Adventitial cystic disease of the popliteal artery
Published in Baylor University Medical Center Proceedings, 2019
Rachel Rendon, Kristyn Mannoia, William Shutze
In Patient 1, there was significant venous congestion with some dilated superficial veins. The popliteal vein was densely adherent to the mass, which was carefully dissected out. The mass was completely mobilized circumferentially. The patient was systemically heparinized, and the artery and vein were occluded proximally and distally.

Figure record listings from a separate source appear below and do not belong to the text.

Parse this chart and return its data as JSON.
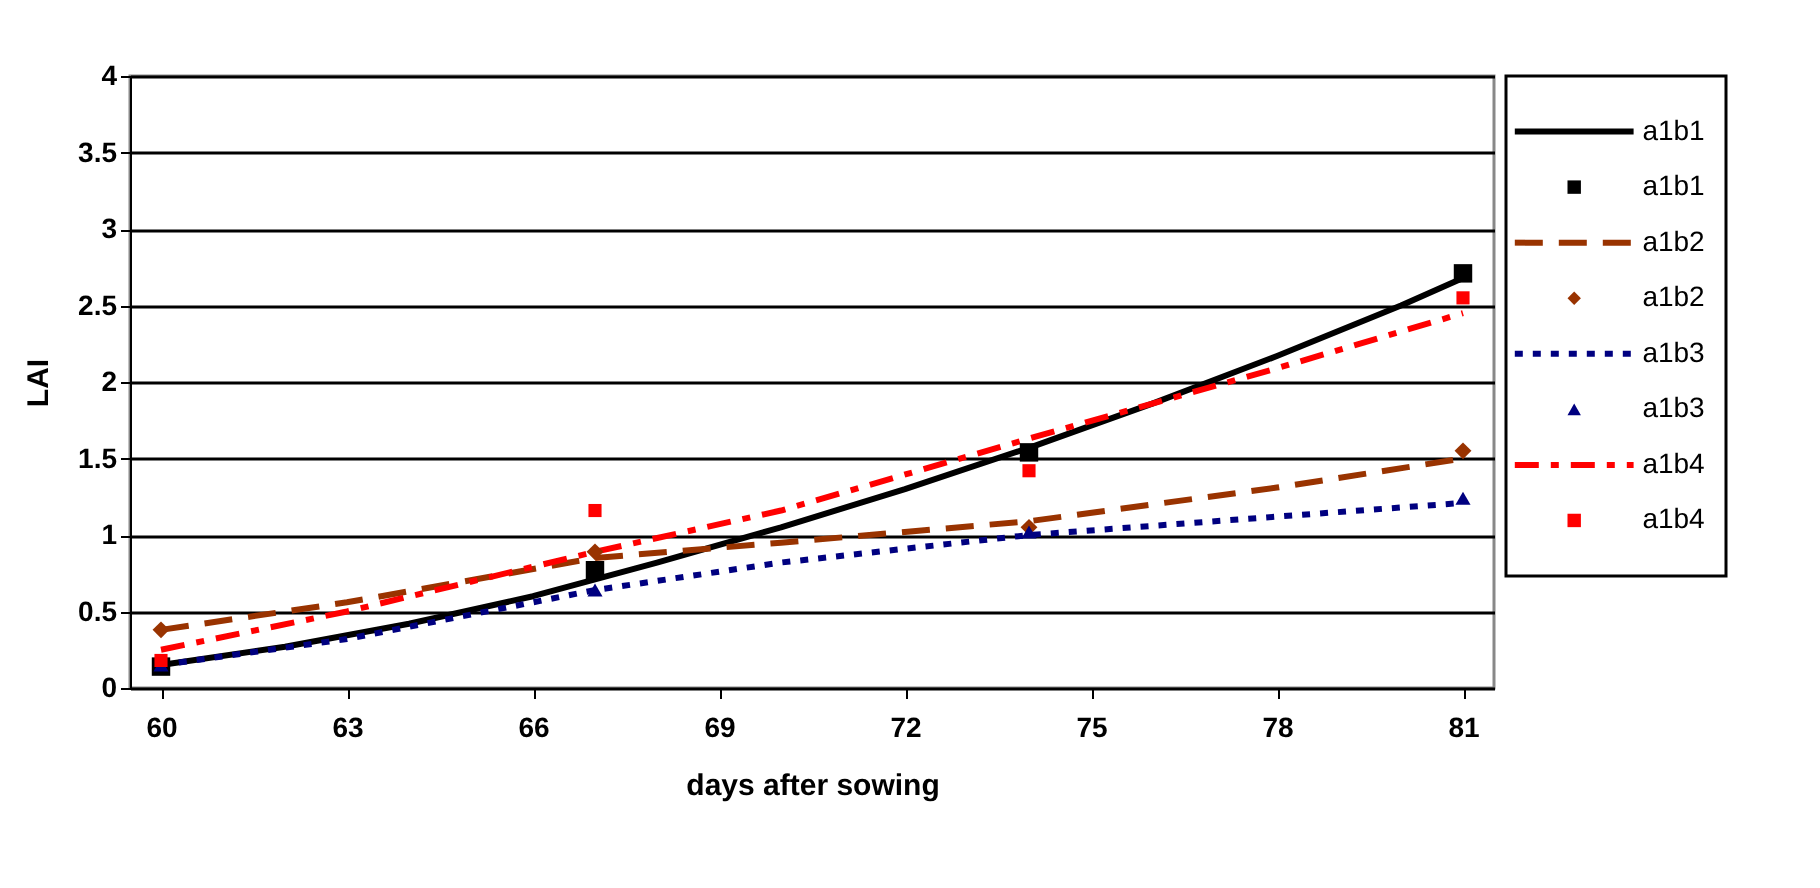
{
  "chart_data": {
    "type": "line",
    "xlabel": "days after sowing",
    "ylabel": "LAI",
    "xlim": [
      59.5,
      81.5
    ],
    "xticks": [
      60,
      63,
      66,
      69,
      72,
      75,
      78,
      81
    ],
    "ylim": [
      0,
      4
    ],
    "yticks": [
      0,
      0.5,
      1,
      1.5,
      2,
      2.5,
      3,
      3.5,
      4
    ],
    "grid": "y",
    "legend": "right",
    "series": [
      {
        "name": "a1b1",
        "type": "line",
        "color": "#000000",
        "line_style": "solid",
        "x": [
          60,
          62,
          64,
          66,
          68,
          70,
          72,
          74,
          76,
          78,
          80,
          81
        ],
        "values": [
          0.15,
          0.27,
          0.42,
          0.6,
          0.82,
          1.05,
          1.3,
          1.57,
          1.86,
          2.17,
          2.5,
          2.68
        ]
      },
      {
        "name": "a1b1",
        "type": "scatter",
        "color": "#000000",
        "marker": "square",
        "x": [
          60,
          67,
          74,
          81
        ],
        "values": [
          0.14,
          0.77,
          1.54,
          2.71
        ]
      },
      {
        "name": "a1b2",
        "type": "line",
        "color": "#993300",
        "line_style": "dashed",
        "x": [
          60,
          63,
          67,
          70,
          74,
          78,
          81
        ],
        "values": [
          0.38,
          0.56,
          0.85,
          0.95,
          1.09,
          1.31,
          1.5
        ]
      },
      {
        "name": "a1b2",
        "type": "scatter",
        "color": "#993300",
        "marker": "diamond",
        "x": [
          60,
          67,
          74,
          81
        ],
        "values": [
          0.38,
          0.89,
          1.05,
          1.55
        ]
      },
      {
        "name": "a1b3",
        "type": "line",
        "color": "#000080",
        "line_style": "dotted",
        "x": [
          60,
          63,
          67,
          70,
          74,
          78,
          81
        ],
        "values": [
          0.15,
          0.32,
          0.64,
          0.82,
          1.0,
          1.12,
          1.21
        ]
      },
      {
        "name": "a1b3",
        "type": "scatter",
        "color": "#000080",
        "marker": "triangle",
        "x": [
          60,
          67,
          74,
          81
        ],
        "values": [
          0.15,
          0.64,
          1.02,
          1.24
        ]
      },
      {
        "name": "a1b4",
        "type": "line",
        "color": "#ff0000",
        "line_style": "dashdot",
        "x": [
          60,
          63,
          67,
          70,
          74,
          78,
          81
        ],
        "values": [
          0.25,
          0.5,
          0.89,
          1.16,
          1.63,
          2.09,
          2.45
        ]
      },
      {
        "name": "a1b4",
        "type": "scatter",
        "color": "#ff0000",
        "marker": "square",
        "x": [
          60,
          67,
          74,
          81
        ],
        "values": [
          0.18,
          1.16,
          1.42,
          2.55
        ]
      }
    ]
  }
}
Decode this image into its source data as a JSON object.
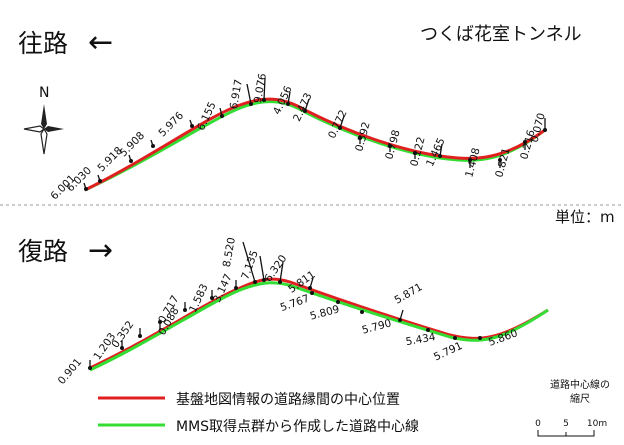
{
  "outbound": {
    "title": "往路",
    "arrow": "←",
    "tunnel_name": "つくば花室トンネル",
    "unit_label": "単位：m",
    "labels": [
      "6.001",
      "6.030",
      "5.918",
      "5.908",
      "5.976",
      "6.155",
      "6.917",
      "9.076",
      "4.056",
      "2.473",
      "0.772",
      "0.392",
      "0.798",
      "0.122",
      "1.465",
      "1.408",
      "0.821",
      "0.216",
      "0.070"
    ]
  },
  "return": {
    "title": "復路",
    "arrow": "→",
    "labels": [
      "0.901",
      "1.203",
      "0.352",
      "0.088",
      "0.717",
      "1.583",
      "3.147",
      "8.520",
      "7.135",
      "6.320",
      "5.811",
      "5.767",
      "5.809",
      "5.790",
      "5.871",
      "5.434",
      "5.791",
      "5.860"
    ]
  },
  "compass": {
    "north_label": "N"
  },
  "legend": [
    {
      "label": "基盤地図情報の道路縁間の中心位置",
      "color": "#e02020"
    },
    {
      "label": "MMS取得点群から作成した道路中心線",
      "color": "#33dd33"
    }
  ],
  "scale_bar": {
    "title": "道路中心線の",
    "subtitle": "縮尺",
    "ticks": [
      "0",
      "5",
      "10m"
    ]
  },
  "colors": {
    "red": "#e02020",
    "green": "#33dd33",
    "marker": "#111111"
  }
}
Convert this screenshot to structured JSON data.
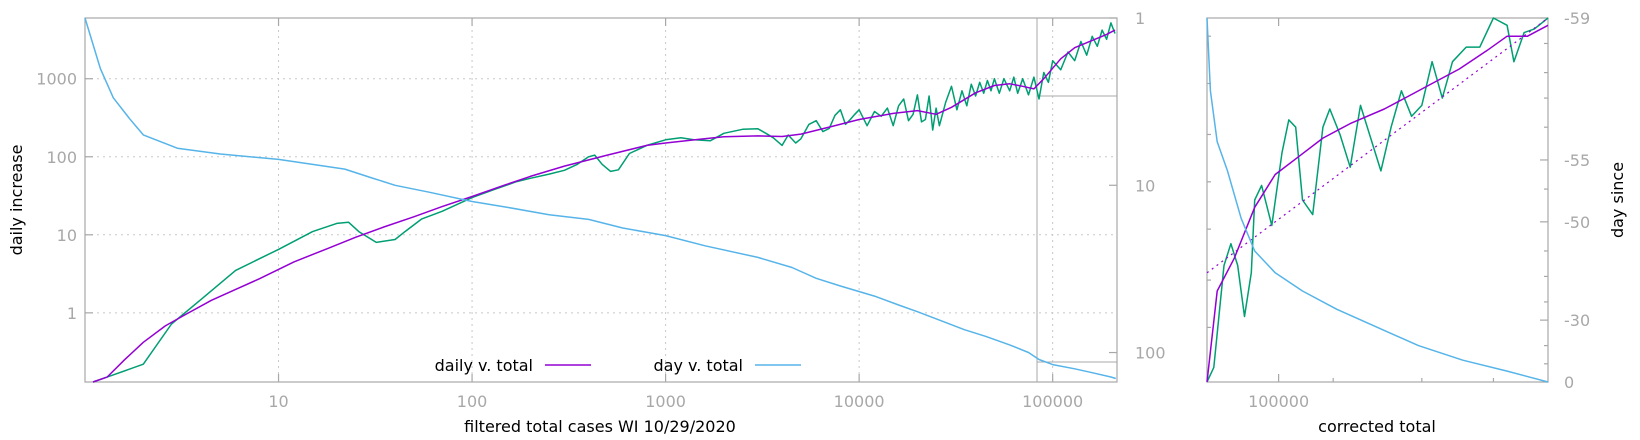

The mass was then incised, and some gelatinous material slowly leaked out, confirming that it was a popliteal adventitial cyst (Figure 1b). The entire cyst was then segmentally resected, and the artery was skeletonized of any cyst wall. We opened up the artery where the cyst was adherent to it. The artery was healthy both proximally and distally. The interior of the artery was normal. A bovine pericardial patch was cut to the appropriate length and sewn in with running 6.0 Prolene suture (Figure 3). Flow was restored. The patient had excellent pulses and a strong palpable posterior tibial pulse at the ankle. The patient’s postoperative convalescence was remarkable only for immediate symptom relief, and he was discharged on postoperative day 2. The patient continues to be asymptomatic in follow-up with good pedal pulses after 15 months.